Se a memória não me falha o primeiro projeto para a implantação de uma ferrovia ligando Dourados ao Porto de Paranaguá foi elaborado no início da gestão do prefeito Luís Antonio Alvares Gonçalves (1983-1988), coordenado pelo professor Lauro Joppert Swensson, atualmente aposentado pelo CEUD/UFMS. Naquela época o projeto não saiu do papel, aliás passados mais de trinta anos, esse sonho ainda não se transformou em realidade. Quem sabe agora, com a audiência que a prefeita Délia Razuk teve com o governador do Paraná, (re)inicie-se novo planejamento para essa importante obra.
O próximo passo após esse encontro com Beto Richa, será no dia 16 de outubro na sede da Associação Comercial e Empresarial de Dourados – ACED . Segundo o Jornal “O Progresso” deverão se fazer presentes a prefeita de Dourados, os governadores de Mato Grosso do Sul e do Paraná, um representante da Agência Nacional de Transporte Terrestre – ANTT – dentre outros órgãos.
O Secretário de Planejamento da Prefeitura, José Elias Moreira, com a sua larga experiência em órgãos públicos, inclusive na qualidade de prefeito de Dourados, sabe da importância que tem essa ferrovia e por isso afirmou ao “O Progresso” que “Mato Grosso do Sul tem todo interesse no projeto e vamos fazer o que estiver à altura para o projeto caminhar”.
Essa meta de ligar Dourados a Paranaguá não é fácil, bem o sabemos, no entanto é preciso acreditar. O Brasil ao longo de sua história tem apresentado pouco interesse pelo transporte ferroviário, não obstante ser notório o barateamento do frete que ele proporciona. Mês passado, li que o preço do saco do milho em uma cidade de Mato Grosso estava cotado em R$ 10,40 (dez reais e quarenta centavos) e o frete por saca em R$ 16,00 (dezesseis reais). Pode ser uma aberração dessa natureza? Não é crível que não haja mais no Brasil uma política de preço mínimo para os produtos agrícolas, o que gera uma distorção tão grande a ponto de o frete ser praticamente 60% mais caro do que o próprio produto.
A grande contradição é que os melhoramentos genéticos, a adubação química e o aprimoramento no combate às pragas provocam a superprodução e a consequente baixa dos preços, a tal ponto que o produtor não consegue pagar o custo da produção. Por outro lado, ainda há fome no mundo. Mas esse é outro assunto.

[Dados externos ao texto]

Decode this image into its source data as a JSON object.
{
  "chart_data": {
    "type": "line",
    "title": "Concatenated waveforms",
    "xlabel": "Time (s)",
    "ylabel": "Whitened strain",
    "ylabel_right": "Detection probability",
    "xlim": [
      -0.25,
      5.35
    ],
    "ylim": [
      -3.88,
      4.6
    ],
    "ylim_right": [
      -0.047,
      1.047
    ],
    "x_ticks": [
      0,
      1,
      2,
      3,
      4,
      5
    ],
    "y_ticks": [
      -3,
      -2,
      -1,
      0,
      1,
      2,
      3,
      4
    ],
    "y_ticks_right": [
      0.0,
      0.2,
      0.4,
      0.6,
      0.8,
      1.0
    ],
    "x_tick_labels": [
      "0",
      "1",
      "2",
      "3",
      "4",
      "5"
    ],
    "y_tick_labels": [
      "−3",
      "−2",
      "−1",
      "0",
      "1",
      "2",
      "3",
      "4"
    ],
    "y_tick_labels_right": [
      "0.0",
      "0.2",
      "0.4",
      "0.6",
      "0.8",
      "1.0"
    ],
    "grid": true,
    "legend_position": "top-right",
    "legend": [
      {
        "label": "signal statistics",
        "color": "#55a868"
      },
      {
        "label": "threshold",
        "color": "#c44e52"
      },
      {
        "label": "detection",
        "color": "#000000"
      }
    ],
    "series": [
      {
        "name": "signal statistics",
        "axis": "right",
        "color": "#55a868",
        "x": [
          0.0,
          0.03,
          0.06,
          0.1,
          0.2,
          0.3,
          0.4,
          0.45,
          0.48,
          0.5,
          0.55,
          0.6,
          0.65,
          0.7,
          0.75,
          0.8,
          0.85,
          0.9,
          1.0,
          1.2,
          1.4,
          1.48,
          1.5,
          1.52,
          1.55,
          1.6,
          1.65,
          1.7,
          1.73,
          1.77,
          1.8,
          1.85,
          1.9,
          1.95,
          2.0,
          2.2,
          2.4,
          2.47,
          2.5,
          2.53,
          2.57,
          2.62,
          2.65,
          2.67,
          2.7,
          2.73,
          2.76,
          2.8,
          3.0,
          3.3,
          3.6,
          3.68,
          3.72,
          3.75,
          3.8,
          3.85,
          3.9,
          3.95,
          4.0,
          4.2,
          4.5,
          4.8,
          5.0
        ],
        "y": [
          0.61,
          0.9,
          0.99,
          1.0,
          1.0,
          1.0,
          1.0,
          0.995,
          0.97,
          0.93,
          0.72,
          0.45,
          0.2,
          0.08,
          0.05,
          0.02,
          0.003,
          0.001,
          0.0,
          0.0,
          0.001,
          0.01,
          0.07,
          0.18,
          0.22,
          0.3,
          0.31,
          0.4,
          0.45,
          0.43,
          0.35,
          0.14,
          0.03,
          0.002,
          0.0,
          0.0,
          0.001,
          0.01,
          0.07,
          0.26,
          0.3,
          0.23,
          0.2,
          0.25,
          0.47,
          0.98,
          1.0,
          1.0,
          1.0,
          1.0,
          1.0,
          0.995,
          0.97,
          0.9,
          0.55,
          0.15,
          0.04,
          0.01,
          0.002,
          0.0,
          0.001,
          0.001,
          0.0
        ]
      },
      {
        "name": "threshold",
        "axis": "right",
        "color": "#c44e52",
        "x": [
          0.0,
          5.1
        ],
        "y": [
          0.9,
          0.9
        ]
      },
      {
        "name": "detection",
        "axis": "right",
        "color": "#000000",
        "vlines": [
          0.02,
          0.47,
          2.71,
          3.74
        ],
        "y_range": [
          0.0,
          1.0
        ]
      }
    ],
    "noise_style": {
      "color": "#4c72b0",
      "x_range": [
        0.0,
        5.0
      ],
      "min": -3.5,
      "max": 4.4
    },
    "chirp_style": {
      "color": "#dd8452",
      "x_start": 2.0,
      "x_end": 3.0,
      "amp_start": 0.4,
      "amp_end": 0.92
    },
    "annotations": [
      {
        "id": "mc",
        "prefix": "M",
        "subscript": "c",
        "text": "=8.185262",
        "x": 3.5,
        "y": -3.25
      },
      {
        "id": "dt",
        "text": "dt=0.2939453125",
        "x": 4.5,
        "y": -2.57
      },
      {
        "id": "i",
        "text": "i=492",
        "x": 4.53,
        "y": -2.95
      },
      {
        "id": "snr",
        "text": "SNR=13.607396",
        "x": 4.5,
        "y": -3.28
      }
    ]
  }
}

Durante a crise do petróleo iniciada em 1973 e até 1978, o governo brasileiro incentivava a viagens em ônibus. Claro que quanto menor o número de carros na estrada menor o consumo de combustível, mas a verdade é perdemos nessa época, pela enésima vez, a oportunidade de incentivarmos a construção de ferrovias.
Em 1972 vivi uma experiência extremamente diferente em relação aos meios de transporte que conhecia até então. De Campo Grande, com parada em Itahum cheguei em Ponta Porã, acomodado na velha litorina, também chamada de automotora. Que beleza de viagem! Hoje, desde que haja trilhos uma litorina pode ser extremamente confortável e bela.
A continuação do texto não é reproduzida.